最後一點已經説服兩位觀察深刻、專研傳統小説的海外學者,令其不再堅持吴承恩爲小説作者。澳洲已故的華裔學者柳存仁從各個層面細考《西遊記》與全真教之間的明顯關連,雖然他仍不採丘處機之説,但明白肯定在世本之前,“很有可能”有一個全真本子存在,“撰寫者自己是全真教中人”[146]。他不排除作者或最後的編次者是晚明文人,但不認爲此人熟悉全真著作中隱晦幽微的暗示。此一看法不全然正確。美國的浦安迪有專書論明代奇書,而討論《西遊記》的章節洋洋灑灑,見識廣博。他深入鑽研小説的宗教與哲學修辭,推測此書“有少許可能”以元代(甚至宋朝晚期)作品爲“原型”,但最後結論道:《西遊記》——例如世本或其他版本——“基本上是16世紀學術風氣的産品”[147]。
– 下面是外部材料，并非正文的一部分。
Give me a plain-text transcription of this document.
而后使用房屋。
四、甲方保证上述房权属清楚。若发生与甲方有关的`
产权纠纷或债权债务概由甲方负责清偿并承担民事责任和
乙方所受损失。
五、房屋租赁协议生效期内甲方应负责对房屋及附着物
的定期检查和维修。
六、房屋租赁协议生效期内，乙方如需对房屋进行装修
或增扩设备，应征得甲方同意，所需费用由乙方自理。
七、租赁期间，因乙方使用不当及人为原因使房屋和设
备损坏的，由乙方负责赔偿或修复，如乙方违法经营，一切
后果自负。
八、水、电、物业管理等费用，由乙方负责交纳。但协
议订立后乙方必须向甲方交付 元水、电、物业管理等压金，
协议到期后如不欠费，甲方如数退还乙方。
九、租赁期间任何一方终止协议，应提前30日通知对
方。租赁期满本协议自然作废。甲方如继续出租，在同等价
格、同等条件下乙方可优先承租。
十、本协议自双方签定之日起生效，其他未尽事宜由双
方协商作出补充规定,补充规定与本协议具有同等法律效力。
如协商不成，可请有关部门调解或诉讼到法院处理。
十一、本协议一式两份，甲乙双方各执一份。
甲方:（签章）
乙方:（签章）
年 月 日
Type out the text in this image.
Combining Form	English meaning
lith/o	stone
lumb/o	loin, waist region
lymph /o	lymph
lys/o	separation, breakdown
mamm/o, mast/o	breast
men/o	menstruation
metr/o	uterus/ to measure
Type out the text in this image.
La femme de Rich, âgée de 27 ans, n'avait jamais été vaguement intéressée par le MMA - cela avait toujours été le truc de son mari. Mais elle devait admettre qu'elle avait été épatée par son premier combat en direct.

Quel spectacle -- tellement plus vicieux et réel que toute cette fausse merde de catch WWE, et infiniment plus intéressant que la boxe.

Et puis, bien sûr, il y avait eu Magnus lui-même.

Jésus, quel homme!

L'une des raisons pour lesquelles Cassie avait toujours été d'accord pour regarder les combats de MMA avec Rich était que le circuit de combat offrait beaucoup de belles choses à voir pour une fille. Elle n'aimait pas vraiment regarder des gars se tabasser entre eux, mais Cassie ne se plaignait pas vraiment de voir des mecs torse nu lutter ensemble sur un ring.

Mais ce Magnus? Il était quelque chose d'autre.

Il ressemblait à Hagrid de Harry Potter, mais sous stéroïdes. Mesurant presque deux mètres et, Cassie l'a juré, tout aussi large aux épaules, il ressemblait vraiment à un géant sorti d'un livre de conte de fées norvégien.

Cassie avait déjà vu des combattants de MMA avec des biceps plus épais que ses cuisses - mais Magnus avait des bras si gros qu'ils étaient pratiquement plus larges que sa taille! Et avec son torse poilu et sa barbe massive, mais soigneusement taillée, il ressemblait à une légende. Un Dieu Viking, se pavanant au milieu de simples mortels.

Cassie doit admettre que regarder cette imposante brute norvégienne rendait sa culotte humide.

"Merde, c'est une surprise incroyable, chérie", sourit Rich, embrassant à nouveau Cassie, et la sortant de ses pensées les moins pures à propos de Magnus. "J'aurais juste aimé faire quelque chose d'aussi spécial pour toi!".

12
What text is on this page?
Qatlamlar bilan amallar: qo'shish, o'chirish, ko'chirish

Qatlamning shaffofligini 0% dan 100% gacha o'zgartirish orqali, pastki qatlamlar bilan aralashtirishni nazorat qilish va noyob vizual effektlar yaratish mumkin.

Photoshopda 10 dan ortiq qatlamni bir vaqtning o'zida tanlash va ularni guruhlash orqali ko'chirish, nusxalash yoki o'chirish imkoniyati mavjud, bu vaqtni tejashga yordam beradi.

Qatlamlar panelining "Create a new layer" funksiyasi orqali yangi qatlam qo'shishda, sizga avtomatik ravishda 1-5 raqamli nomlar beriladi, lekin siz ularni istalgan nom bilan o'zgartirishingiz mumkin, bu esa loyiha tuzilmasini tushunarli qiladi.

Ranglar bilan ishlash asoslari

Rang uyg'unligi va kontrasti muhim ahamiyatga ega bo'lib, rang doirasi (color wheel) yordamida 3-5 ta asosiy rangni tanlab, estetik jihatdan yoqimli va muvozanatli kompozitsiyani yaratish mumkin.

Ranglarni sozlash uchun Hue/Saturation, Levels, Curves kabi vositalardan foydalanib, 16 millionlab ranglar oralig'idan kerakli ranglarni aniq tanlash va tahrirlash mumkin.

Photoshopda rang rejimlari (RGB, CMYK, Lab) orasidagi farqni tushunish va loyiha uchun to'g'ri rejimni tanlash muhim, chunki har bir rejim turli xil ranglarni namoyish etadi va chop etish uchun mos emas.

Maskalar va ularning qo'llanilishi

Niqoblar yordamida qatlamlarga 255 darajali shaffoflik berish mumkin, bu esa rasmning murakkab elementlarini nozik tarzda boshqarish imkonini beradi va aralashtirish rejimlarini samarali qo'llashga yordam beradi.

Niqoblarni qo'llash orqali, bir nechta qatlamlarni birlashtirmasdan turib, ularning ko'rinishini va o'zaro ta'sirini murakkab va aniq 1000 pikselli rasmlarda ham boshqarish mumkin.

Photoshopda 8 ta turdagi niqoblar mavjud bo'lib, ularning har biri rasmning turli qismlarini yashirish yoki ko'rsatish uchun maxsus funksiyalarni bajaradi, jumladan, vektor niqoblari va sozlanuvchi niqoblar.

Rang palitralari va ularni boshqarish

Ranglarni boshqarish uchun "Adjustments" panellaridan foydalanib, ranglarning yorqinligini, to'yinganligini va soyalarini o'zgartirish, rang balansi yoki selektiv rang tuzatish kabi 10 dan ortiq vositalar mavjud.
兩位專家的結論或許出於學術上的開放心態,或者仔細謹慎而不妄下斷語,反而卻都印證了前述吴玉搢的洞見。不管是主張有一元代原型或主張某版本最後在某作者或編者筆下化爲世本,這種看法豈非正像吴氏耐人尋味之見,亦即以正史如《三國志》曾經爲人編或寫成《三國演義》的事實,來自圓他對百回本《西遊記》演化過程的了解?
三、《西遊記》中的詩詞及其來源
從文藝復興時代以降,典型的西方小説多屬散文虚構。《西遊記》則不類這種作品。本書主體雖爲散文,但是敘述上卻夾有大量長短不一,體裁繁複的詩行。當然,白話小説中不乏韻散交替的例子,所以我們無須訝異《西遊記》中的同類現象。如果要從遥遠的西方傳統尋覓足以相提並論的例子,我們可以援引孟尼帕斯(Menippus, fl.250 BCE)早期的諷刺文,稍後包伊夏斯(Boethius, c.480—524)貌似《奥加辛與尼可烈》(Aucassin and Nicolette)的《哲學之慰藉》(The Consolation of Philosophy),以及班揚(John Bunyan,1628—1688)、拉伯雷(François Rabelais, c.1483—1553)等人的作品。在中國,韻散交替的形式顯然較爲成熟,不但文人擅長使用,藝術價值也高。在唐人的小説和戲劇裏,詩詞就已具有特殊的文學功能[148]。像《鶯鶯傳》或《嵩岳嫁女》一類敘事作品中的詩,功用繁複,一來可藉角色情感的掀露而推動情節進展,二則爲戲劇性對白的套式。在後來的戲曲中,這類對白套式大有演進。用詩詞作爲敘事、寫景或教化之用,無疑也曾受到佛教文學進一步的刺激。敦煌變文的發展,也是激勵的要素之一。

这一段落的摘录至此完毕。